Types and Schemas
Some arguments offered for no types in a programming language are that types make a programming language too cumbersome or verbose, and the code less readable.
Those arguments are kind of similar to those proferred during the height of NoSQL hype. But now that the hype has died, we know that schema for data is good. Data lives on for decades and it is better that as much of the schema as possible lives close to the data, like in a RDBMS, as opposed to far away from data in a NoSQL application where most of the schema lives in code.
A reasonably designed RDBMS is much easier to understand 10 years down the line than an application where schema is in the code.
Types in programming language also provide a schema of sorts for the data that the code acts on. The more information about that schema we can encode in inputs and outputs of functions, the more maintainable the code becomes. Any competent IDE will allow you to step through code without running it, and without sprinkling print statements everywhere.
I came across this article "Strong Typing vs. Strong Testing" while reading the book Fluent Python. In it, an example was given to justify why loose typing is better.
The example:
# Speaking pets in Python, but without base classes:
class Cat:
def speak(self):
print "meow!"
class Dog:
def speak(self):
print "woof!"
class Bob:
def bow(self):
print "thank you, thank you!"
def speak(self):
print "hello, welcome to the neighborhood!"
def drive(self):
print "beep, beep!"
def command(pet):
pet.speak()
pets = [ Cat(), Dog(), Bob() ]
for pet in pets:
command(pet)
The conclusion by the article:
Since command(pet) only cares that it can send the speak() message to its argument, I've removed the base class Pet, and even added a totally non-pet class called Bob which happens to have a speak() method, so it also works in the command(pet) function.

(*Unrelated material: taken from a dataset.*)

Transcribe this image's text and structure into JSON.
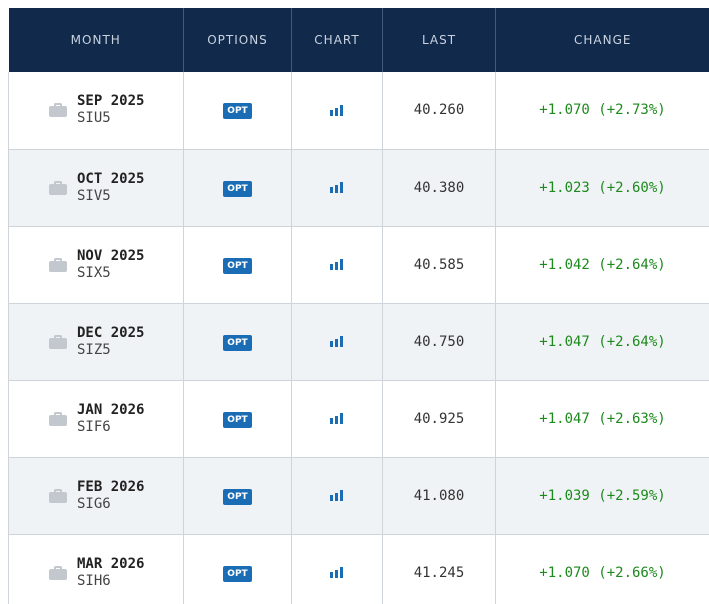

At this point, a strong, statically-typed language would be sputtering with rage, insisting that this kind of sloppiness will cause disaster and mayhem. Clearly, at some point the "wrong" type will be used with command() or will otherwise slip through the system. The benefit of simpler, clearer expression of concepts is simply not worth the danger. Even if that benefit is a productivity increase of 5 to 10 times over that of Java or C++.

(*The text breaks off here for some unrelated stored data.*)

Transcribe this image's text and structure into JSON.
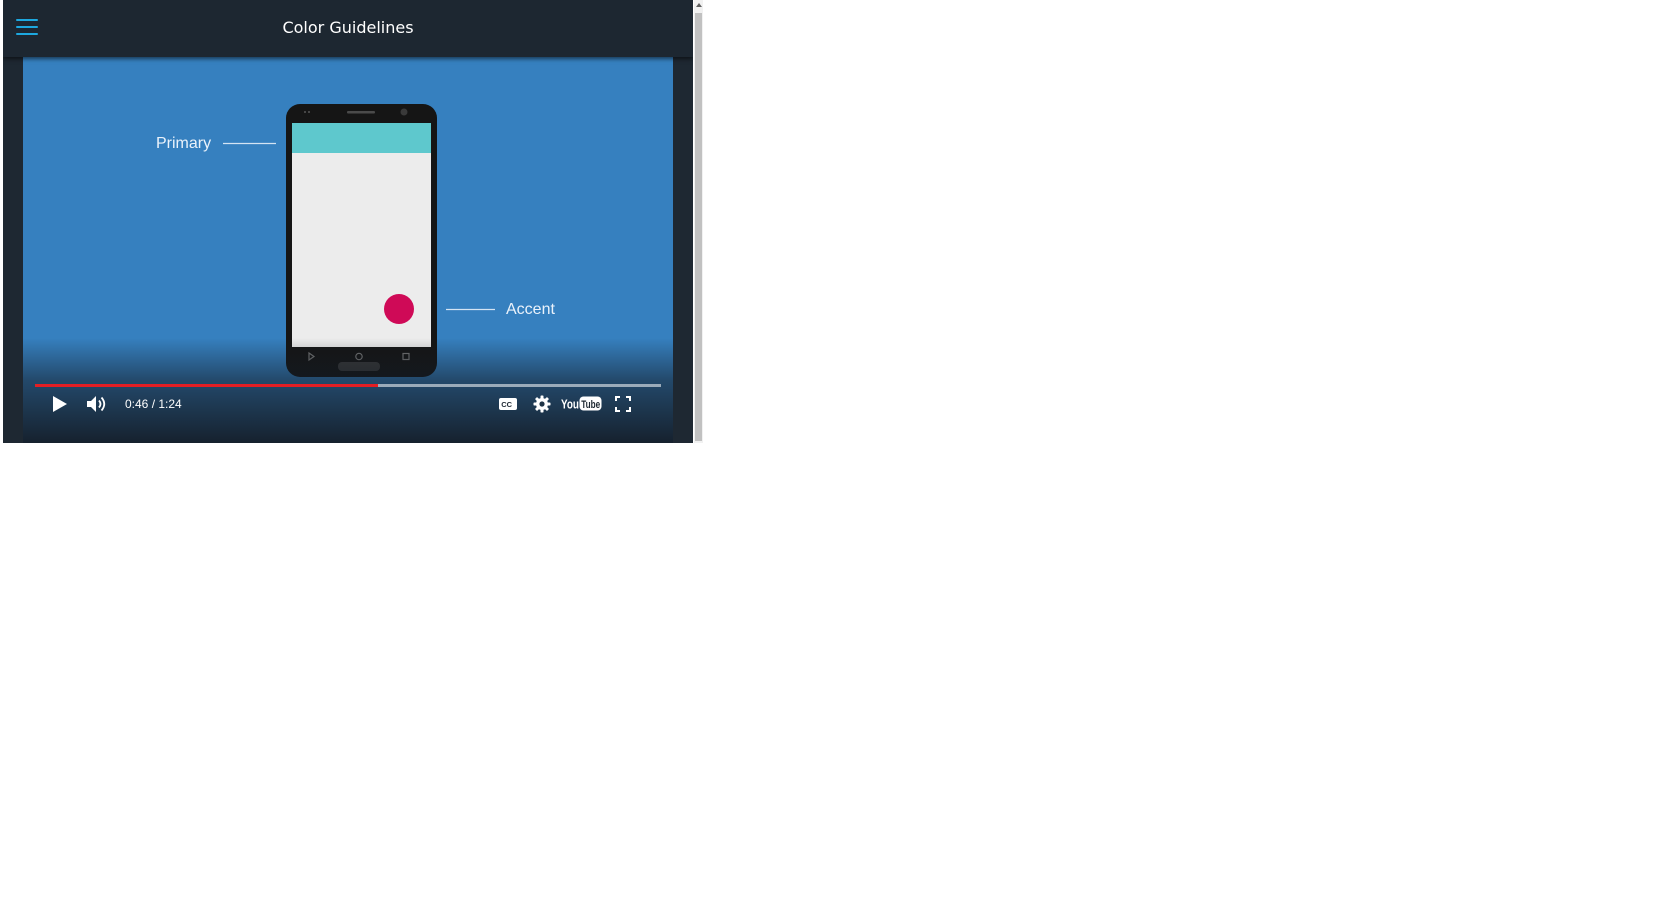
{
  "header": {
    "title": "Color Guidelines",
    "menu_icon": "hamburger-menu-icon",
    "accent_color": "#1da8df"
  },
  "video": {
    "labels": {
      "primary": "Primary",
      "accent": "Accent"
    },
    "colors": {
      "background": "#3680bf",
      "primary": "#5ec8cd",
      "accent": "#cf0a57",
      "progress": "#e31e24"
    },
    "time": "0:46 / 1:24",
    "progress_fraction": 0.548,
    "controls": {
      "play_icon": "play-icon",
      "volume_icon": "volume-icon",
      "captions_icon": "closed-captions-icon",
      "settings_icon": "gear-icon",
      "youtube_logo": "YouTube",
      "fullscreen_icon": "fullscreen-icon"
    }
  }
}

For me, this illustrates the fundamental problem with loose typing. Given a class Bob, how do I know who all are calling the speak method? In a statically typed language, this is trivial. An IDE can get you all the references with a single keyboard shortcut. In a loosely typed language, you either need to spend a lot of time analyzing the code, and/or add a bunch of print statements to determine who is calling a function.
Code is read more than is written, and by people who did not write the code. While loose typing can seem clearer to the person writing the code, it is anything but for the poor sod who has to fix a pressing bug yesterday. Even if you are the only person who is going to read what you wrote, the code will not be clearer when you come back to it in a year and when the schema of the code that lived in your brain is clean gone.